Temos dois casos recentes que dão o que pensar. O da ex-governadora do Maranhão e o do ex-ministro José Serra, ambos na lista de presidenciáveis e vítimas de grampos, investigações complicadas e suspeitas, enfim, dois cavalos que foram para a chuva e naturalmente ficaram molhados.
O caso de Roseana parece encerrado. Ela não é mais candidata presidencial e terá tempo e elementos para provar sua inocência na questão da Sudam. O caso de Serra é mais antigo, envolve jogadas em que rolou dinheiro muito mais substancioso e já destinado a garantir abertamente um reinado tucano de 20 anos.
Seu comprometimento pessoal com o pires que passou entre os pretendentes às privatizações não é claro, mas, de alguma forma, ele fez parte do escalão avançado que, desde 1994, com a chegada de FHC ao Planalto, tentou arrumar o país de uma forma que desse para arrumar simultaneamente alguns interesses pessoais.
Será difícil provar milimetricamente a culpa ou a inocência de Serra.

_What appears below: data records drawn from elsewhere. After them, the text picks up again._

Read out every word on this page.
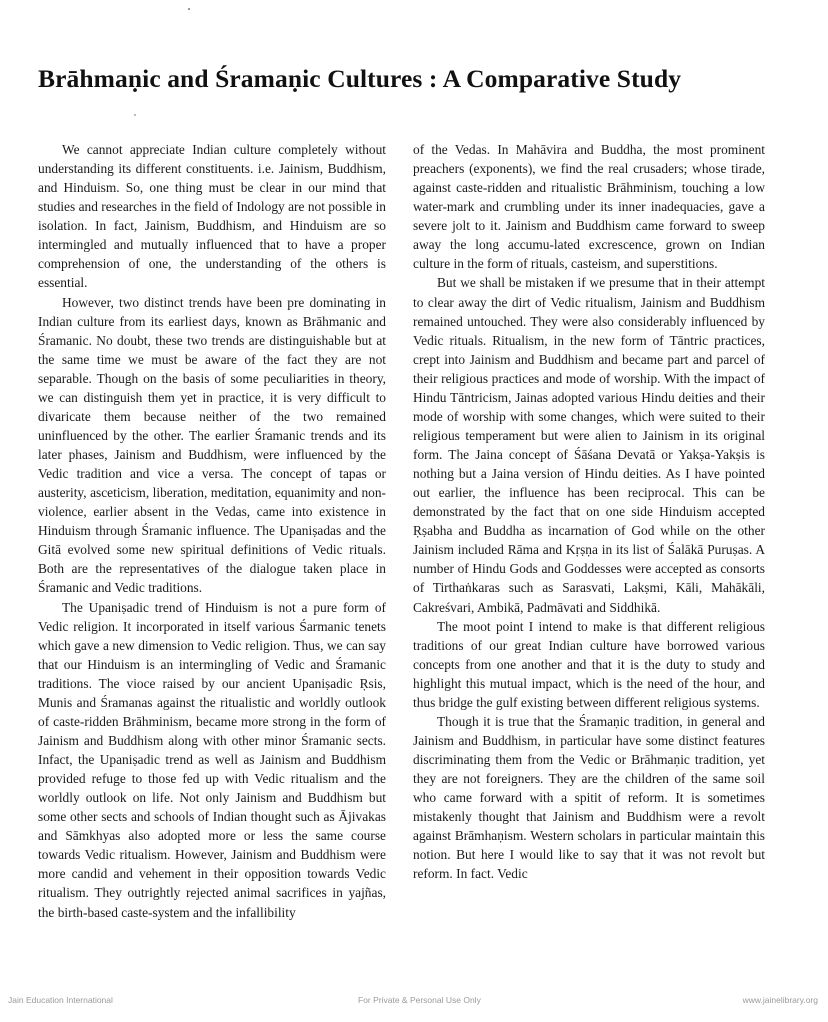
Brāhmaṇic and Śramaṇic Cultures : A Comparative Study

We cannot appreciate Indian culture completely without understanding its different constituents. i.e. Jainism, Buddhism, and Hinduism. So, one thing must be clear in our mind that studies and researches in the field of Indology are not possible in isolation. In fact, Jainism, Buddhism, and Hinduism are so intermingled and mutually influenced that to have a proper comprehension of one, the understanding of the others is essential.

However, two distinct trends have been pre dominating in Indian culture from its earliest days, known as Brāhmanic and Śramanic. No doubt, these two trends are distinguishable but at the same time we must be aware of the fact they are not separable. Though on the basis of some peculiarities in theory, we can distinguish them yet in practice, it is very difficult to divaricate them because neither of the two remained uninfluenced by the other. The earlier Śramanic trends and its later phases, Jainism and Buddhism, were influenced by the Vedic tradition and vice a versa. The concept of tapas or austerity, asceticism, liberation, meditation, equanimity and non-violence, earlier absent in the Vedas, came into existence in Hinduism through Śramanic influence. The Upaniṣadas and the Gitā evolved some new spiritual definitions of Vedic rituals. Both are the representatives of the dialogue taken place in Śramanic and Vedic traditions.

The Upaniṣadic trend of Hinduism is not a pure form of Vedic religion. It incorporated in itself various Śarmanic tenets which gave a new dimension to Vedic religion. Thus, we can say that our Hinduism is an intermingling of Vedic and Śramanic traditions. The vioce raised by our ancient Upaniṣadic Ṛsis, Munis and Śramanas against the ritualistic and worldly outlook of caste-ridden Brāhminism, became more strong in the form of Jainism and Buddhism along with other minor Śramanic sects. Infact, the Upaniṣadic trend as well as Jainism and Buddhism provided refuge to those fed up with Vedic ritualism and the worldly outlook on life. Not only Jainism and Buddhism but some other sects and schools of Indian thought such as Ājivakas and Sāmkhyas also adopted more or less the same course towards Vedic ritualism. However, Jainism and Buddhism were more candid and vehement in their opposition towards Vedic ritualism. They outrightly rejected animal sacrifices in yajñas, the birth-based caste-system and the infallibility

of the Vedas. In Mahāvira and Buddha, the most prominent preachers (exponents), we find the real crusaders; whose tirade, against caste-ridden and ritualistic Brāhminism, touching a low water-mark and crumbling under its inner inadequacies, gave a severe jolt to it. Jainism and Buddhism came forward to sweep away the long accumu-lated excrescence, grown on Indian culture in the form of rituals, casteism, and superstitions.

But we shall be mistaken if we presume that in their attempt to clear away the dirt of Vedic ritualism, Jainism and Buddhism remained untouched. They were also considerably influenced by Vedic rituals. Ritualism, in the new form of Tāntric practices, crept into Jainism and Buddhism and became part and parcel of their religious practices and mode of worship. With the impact of Hindu Tāntricism, Jainas adopted various Hindu deities and their mode of worship with some changes, which were suited to their religious temperament but were alien to Jainism in its original form. The Jaina concept of Śāśana Devatā or Yakṣa-Yakṣis is nothing but a Jaina version of Hindu deities. As I have pointed out earlier, the influence has been reciprocal. This can be demonstrated by the fact that on one side Hinduism accepted Ṛṣabha and Buddha as incarnation of God while on the other Jainism included Rāma and Kṛṣṇa in its list of Śalākā Puruṣas. A number of Hindu Gods and Goddesses were accepted as consorts of Tirthaṅkaras such as Sarasvati, Lakṣmi, Kāli, Mahākāli, Cakreśvari, Ambikā, Padmāvati and Siddhikā.

The moot point I intend to make is that different religious traditions of our great Indian culture have borrowed various concepts from one another and that it is the duty to study and highlight this mutual impact, which is the need of the hour, and thus bridge the gulf existing between different religious systems.

Though it is true that the Śramaṇic tradition, in general and Jainism and Buddhism, in particular have some distinct features discriminating them from the Vedic or Brāhmaṇic tradition, yet they are not foreigners. They are the children of the same soil who came forward with a spitit of reform. It is sometimes mistakenly thought that Jainism and Buddhism were a revolt against Brāmhaṇism. Western scholars in particular maintain this notion. But here I would like to say that it was not revolt but reform. In fact. Vedic

Jain Education International	For Private & Personal Use Only	www.jainelibrary.org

Quanto mais não seja, pelo fato de ser ele o beneficiário da vez para ocupar o trono dos tucanos, acrescentando mais quatro anos aos oito já cumpridos por seu antecessor.
O Brasil é um país jovem, não é como a Alemanha, onde os loucos pensam em ""reichs" de mil anos. Mais modesto, aqui por nossas plagas um ""reich" de 20 anos, como prometeu o finado Sérgio Motta, dá para o gasto e para satisfazer a gula e a vaidade dos tucanos -pássaros de plumagem sortida e extravagante.
O mais curioso nisso tudo é que, desde o início, quando se fizeram as privatizações, sabia-se que havia dinheiro rolando por fora, aos borbotões, para lubrificar a pretensão dos grupos que se habilitavam ao controle das estatais.
Evidente que muitas delas eram mal administradas, outras nem deveriam existir. Mas o filão que elas representavam para garantir verba suficiente para os tais 20 anos era o mais apetitoso do mercado. Tão apetitoso como o melado, que lambuza quem o come.